1. There are no bad feelings, only feelings that make us feel bad.We cannot assign a moral value to our feelings. Our feelings are neither good nor bad; they just are. Try not to run away, repress, or numb what you are feeling.

2. It is O.K. to feel sadness and loss. When we are feeling down, blue, or depressed, we tend to project on to other people that they don’t want to be around a “stick in the mud.” The way the psyche works with this is, “If I don’t want to be with me, why would anyone else want to be with me?” The holiday pressure to be “up” makes it that much more difficult and just another expectation that is going to make us feel like we’ve failed. Don’t pressure others to “snap out of it” or “look at the bright side.” If you find yourself wanting to offer encouragement by using a cliché then don’t.

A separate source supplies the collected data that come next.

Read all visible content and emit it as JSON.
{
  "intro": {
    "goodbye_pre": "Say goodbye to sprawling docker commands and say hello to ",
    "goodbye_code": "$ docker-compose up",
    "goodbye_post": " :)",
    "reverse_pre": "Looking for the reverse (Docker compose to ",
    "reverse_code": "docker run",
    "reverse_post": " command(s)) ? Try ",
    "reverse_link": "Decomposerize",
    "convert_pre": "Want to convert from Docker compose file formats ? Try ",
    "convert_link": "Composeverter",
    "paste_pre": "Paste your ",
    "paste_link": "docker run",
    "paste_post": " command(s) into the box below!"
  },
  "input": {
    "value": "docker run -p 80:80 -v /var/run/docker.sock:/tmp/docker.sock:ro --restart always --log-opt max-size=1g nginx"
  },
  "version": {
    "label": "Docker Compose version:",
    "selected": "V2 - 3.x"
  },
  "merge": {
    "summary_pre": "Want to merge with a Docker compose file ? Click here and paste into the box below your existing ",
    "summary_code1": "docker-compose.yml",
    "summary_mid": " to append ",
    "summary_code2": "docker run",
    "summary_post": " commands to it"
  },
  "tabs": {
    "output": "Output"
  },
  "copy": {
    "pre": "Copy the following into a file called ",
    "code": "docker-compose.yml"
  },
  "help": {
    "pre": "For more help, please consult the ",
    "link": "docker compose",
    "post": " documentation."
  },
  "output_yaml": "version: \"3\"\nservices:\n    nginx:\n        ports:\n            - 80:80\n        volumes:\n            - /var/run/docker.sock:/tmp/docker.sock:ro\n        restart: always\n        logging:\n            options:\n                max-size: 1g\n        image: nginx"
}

Instead, offer your presence instead of presents.

3. Mobilize Your Feelings. I read an article in the U.S.A. Today about a woman whose daughter was murdered ten years ago and she has now decided to track down those who killed her daughter since the police were unable to do so. One couple I know who’s son committed suicide after battling addictions and depression for a decade established a fund to assist young adults to help provide case workers for those who are transitioning from Halfway houses to independent living arrangements. What can I do to help me take my power back and make a difference rather than to “give in" to the hopelessness and helplessness.

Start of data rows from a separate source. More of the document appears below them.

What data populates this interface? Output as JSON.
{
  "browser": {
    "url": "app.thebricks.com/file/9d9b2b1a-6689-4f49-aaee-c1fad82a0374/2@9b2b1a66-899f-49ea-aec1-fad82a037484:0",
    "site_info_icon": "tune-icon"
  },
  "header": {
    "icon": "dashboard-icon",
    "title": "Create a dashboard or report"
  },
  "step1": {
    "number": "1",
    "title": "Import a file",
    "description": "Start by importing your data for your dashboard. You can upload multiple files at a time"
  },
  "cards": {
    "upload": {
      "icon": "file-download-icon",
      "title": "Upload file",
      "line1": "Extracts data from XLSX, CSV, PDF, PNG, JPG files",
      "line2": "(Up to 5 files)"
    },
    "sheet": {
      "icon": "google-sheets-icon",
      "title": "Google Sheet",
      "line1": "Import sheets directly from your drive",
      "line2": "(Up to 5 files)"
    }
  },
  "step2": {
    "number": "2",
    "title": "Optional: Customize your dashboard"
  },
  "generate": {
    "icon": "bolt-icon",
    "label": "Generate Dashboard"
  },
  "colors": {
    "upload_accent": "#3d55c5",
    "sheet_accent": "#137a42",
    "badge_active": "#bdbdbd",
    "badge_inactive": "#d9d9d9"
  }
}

4. Find someone to share how you feel. I read a book many years ago by Jess Lair titled, “I Ain't Well, But I Sure Am Better.” He stated that Montana is known as the "Howdy State." People ride around in their pick-up trucks and wave “Howdy” to each other. Lair pointed out that there are more suicides per capita in Montana than any other state. We need more than "howdy" relationships. Be intentional about building real relationships. A fellow pastor walked into my office one day and said, "We're going to go to lunch today, you seem to be the kind of person that I want to get to know, and I want to be your friend." I’ve never had anyone do that before or since but it worked. We may have to choose who will be our "friends." If not, find a support group, a twelve step group, a spiritual director, a pastor, or a trained counselor.

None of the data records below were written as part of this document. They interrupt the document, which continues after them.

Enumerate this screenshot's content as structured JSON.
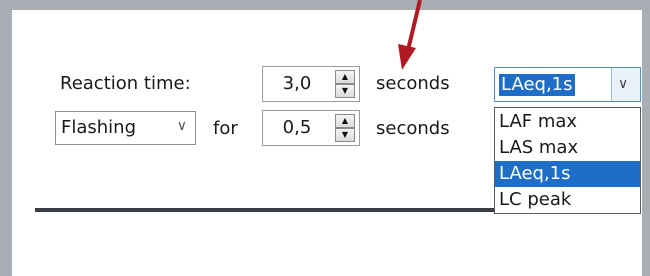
{
  "reaction": {
    "label": "Reaction time:",
    "value": "3,0",
    "unit": "seconds"
  },
  "flashing": {
    "mode": "Flashing",
    "for_label": "for",
    "value": "0,5",
    "unit": "seconds"
  },
  "metric": {
    "selected": "LAeq,1s",
    "options": [
      "LAF max",
      "LAS max",
      "LAeq,1s",
      "LC peak"
    ]
  },
  "colors": {
    "arrow": "#b01a22",
    "selection": "#1e6ec8",
    "frame": "#a9adb4"
  },
  "icons": {
    "spin_up": "triangle-up",
    "spin_down": "triangle-down",
    "dropdown": "chevron-down"
  }
}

5. Tell Your Story. We all have a story to tell and a story to share. Your story, where you are from, what you have done, your family and friends, the experiences you’ve had, are all variables that have helped shape your life up until this point. Most of our stories have to do with either joy we have experienced or pain we have suffered. Something happens in the telling and hearing of our story. Joy that is shared becomes a celebration. Pain that we release becomes healing. If we are carrying shame that is accepted by another the power of the shame is diminished and we move one step closer toward wholeness.

6. Discover a sense of community. Much of what we pass off as community is really pseudo-community. We have to get beyond the "howdy" stuff (#4) and the assumption that we are all alike, we agree on everything, or we all believe the same things. We don’t. Pretending like we do make us all operate under the assumption “it is better to be nice than it is to be real.” In real communities we struggle to figure out how to do both. If your church, synagogue, or mosque is just another place where you can be anonymous, you haven’t found a true community.

7. Capture a sense of what it means to be spiritual for you. The essence of the spiritual message of this season is that of hope. No matter how dark the world gets God is entering into our world in the same way we all came. No matter how dark your world may be God is entering to meet you in it.